Die dreizehnte Geschichte vereint geschickt mehrere Gernes: Zum Einen wird die Geschichte von Margaret Lea erzählt, die eigentlich ein ruhiges Leben führt, aber früh in ihrer Kindheit ein Geheimnis in ihrer Familie aufgedeckt hat, dass nun sie und ihre Familie belastet. Zum Anderen gibt es hin und wieder ein paar geisterlastige Stellen in der Geschichte von Vida Winter und viele spannende Wendungen, sowohl in Vida Winters, als auch in Margarets Leben, die mich fest an das Buch gebunden haben. Da die dreizehnte Geschichte ein Buch über Bücher ist, ist es auch soetwas wie eine Hommage an die englischen Klassiker, wie Jane Eyre, Sturmhöhe, Sherlock Holmes und viele Andere, die in diesem Buch häufiger erwähnt und teilweise auch zitiert werden. Das ist natürlich besonders schön, für Menschen, die diese Bücher auch gelesen haben, denn dann wird man einfach an das Buch gebunden und fühlt sich ein kleines Stück mit einbezogen.
Diane Setterfield hat ihr Buch wunderbar ausgeschmückt und es detailreich beschrieben mit einer einzigartigen Atmosphäre. Es nicht allzu sehr in die Länge gezogen und es vorallem nicht in der Handlung verrennen lassen. Der Leser durchlebt viele interessante, unerwartete Wendungen, die das Buch wirklich extrem spannend machen. Dennoch, irgendwann hat man Vida Winters verworrene Geschichte aufgedröselt und ist “dem Ende nahe” und dann möchte man eigentlich nur, dass das Buch zuende geht. Obgleich ein gelungener Schluss ist das Ende einfach ein bisschen zu viel.

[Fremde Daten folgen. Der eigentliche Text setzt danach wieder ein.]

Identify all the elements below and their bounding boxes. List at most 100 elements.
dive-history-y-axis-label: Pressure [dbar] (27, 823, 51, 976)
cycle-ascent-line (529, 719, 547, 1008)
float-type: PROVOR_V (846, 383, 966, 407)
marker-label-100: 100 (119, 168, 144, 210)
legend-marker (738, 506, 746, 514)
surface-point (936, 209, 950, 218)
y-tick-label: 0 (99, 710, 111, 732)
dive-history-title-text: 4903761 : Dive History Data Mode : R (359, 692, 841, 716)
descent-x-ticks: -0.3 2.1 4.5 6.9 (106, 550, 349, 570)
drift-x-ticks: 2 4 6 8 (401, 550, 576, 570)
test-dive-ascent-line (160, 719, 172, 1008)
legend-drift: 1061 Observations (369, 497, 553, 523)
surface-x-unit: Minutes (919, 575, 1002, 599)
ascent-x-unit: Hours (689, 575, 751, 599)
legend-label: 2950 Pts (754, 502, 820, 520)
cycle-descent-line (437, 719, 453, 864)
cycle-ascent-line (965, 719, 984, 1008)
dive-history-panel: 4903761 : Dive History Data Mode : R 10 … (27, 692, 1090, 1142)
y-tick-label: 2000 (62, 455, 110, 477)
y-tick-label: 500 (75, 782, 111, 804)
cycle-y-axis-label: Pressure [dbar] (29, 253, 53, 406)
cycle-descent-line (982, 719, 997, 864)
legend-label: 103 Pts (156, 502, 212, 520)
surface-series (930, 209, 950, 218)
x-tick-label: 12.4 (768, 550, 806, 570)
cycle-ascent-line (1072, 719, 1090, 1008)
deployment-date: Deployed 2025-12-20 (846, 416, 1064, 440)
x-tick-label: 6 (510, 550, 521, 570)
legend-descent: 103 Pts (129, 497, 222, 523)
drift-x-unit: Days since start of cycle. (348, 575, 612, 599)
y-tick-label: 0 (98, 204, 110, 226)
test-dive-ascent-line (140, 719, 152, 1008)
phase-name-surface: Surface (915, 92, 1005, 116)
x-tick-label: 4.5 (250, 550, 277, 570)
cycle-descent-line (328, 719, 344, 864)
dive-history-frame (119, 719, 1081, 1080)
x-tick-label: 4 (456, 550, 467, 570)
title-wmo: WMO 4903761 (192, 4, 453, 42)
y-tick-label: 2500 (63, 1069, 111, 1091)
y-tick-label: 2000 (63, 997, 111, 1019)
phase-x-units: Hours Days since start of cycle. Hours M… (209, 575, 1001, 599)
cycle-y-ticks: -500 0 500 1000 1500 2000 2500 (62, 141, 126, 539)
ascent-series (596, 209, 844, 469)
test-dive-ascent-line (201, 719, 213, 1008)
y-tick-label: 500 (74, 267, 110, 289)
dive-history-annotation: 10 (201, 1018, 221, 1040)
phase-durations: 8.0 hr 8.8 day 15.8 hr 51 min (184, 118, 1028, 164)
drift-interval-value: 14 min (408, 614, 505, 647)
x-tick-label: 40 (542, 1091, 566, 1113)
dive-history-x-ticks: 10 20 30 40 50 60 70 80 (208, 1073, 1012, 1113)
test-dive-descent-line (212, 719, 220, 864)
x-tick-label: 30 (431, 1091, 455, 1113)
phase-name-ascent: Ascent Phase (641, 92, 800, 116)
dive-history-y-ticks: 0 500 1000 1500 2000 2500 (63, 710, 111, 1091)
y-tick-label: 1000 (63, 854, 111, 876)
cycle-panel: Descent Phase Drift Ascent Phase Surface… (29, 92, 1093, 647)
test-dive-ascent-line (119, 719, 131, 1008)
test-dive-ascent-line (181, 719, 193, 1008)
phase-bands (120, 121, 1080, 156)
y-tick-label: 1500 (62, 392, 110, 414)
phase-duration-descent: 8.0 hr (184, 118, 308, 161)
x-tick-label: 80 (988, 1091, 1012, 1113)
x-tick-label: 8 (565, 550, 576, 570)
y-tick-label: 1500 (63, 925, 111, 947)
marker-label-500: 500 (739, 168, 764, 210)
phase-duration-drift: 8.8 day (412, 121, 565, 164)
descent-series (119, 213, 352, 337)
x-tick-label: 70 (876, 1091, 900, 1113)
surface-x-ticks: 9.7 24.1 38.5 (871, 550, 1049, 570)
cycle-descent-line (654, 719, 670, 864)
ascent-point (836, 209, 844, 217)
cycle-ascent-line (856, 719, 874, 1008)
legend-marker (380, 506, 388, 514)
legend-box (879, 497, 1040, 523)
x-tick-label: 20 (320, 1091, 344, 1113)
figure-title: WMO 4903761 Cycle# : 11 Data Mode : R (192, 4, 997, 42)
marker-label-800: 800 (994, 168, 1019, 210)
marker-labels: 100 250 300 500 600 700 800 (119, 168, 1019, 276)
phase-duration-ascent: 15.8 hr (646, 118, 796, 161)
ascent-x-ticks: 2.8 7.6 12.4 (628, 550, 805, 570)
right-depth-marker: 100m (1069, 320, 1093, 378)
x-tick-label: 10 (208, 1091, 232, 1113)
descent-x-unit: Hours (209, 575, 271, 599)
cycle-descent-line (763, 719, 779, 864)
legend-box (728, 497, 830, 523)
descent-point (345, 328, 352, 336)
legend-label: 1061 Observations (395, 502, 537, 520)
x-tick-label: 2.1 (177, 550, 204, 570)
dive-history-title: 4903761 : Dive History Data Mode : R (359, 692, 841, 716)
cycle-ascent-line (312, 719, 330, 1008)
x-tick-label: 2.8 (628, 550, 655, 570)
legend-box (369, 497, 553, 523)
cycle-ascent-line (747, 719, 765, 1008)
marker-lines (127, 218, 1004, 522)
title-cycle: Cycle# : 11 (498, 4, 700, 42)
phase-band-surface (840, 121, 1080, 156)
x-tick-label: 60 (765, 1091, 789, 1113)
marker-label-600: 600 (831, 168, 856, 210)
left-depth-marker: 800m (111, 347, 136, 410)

Letztendlich kann man mit Die dreizehnte Geschichte gar nichts falsch machen. Es ist ein spannender Roman, lesenswert und sehr schön geschrieben. Mein einziger Kritikpunkt ist einfach das Ende. Das zieht sich einfach in die Länge und wird etwas zu viel Input für ein Ende. Für einen regnerischen, kalten Tag im Herbst oder Winter ist das Buch einfach perfekt gemütlich.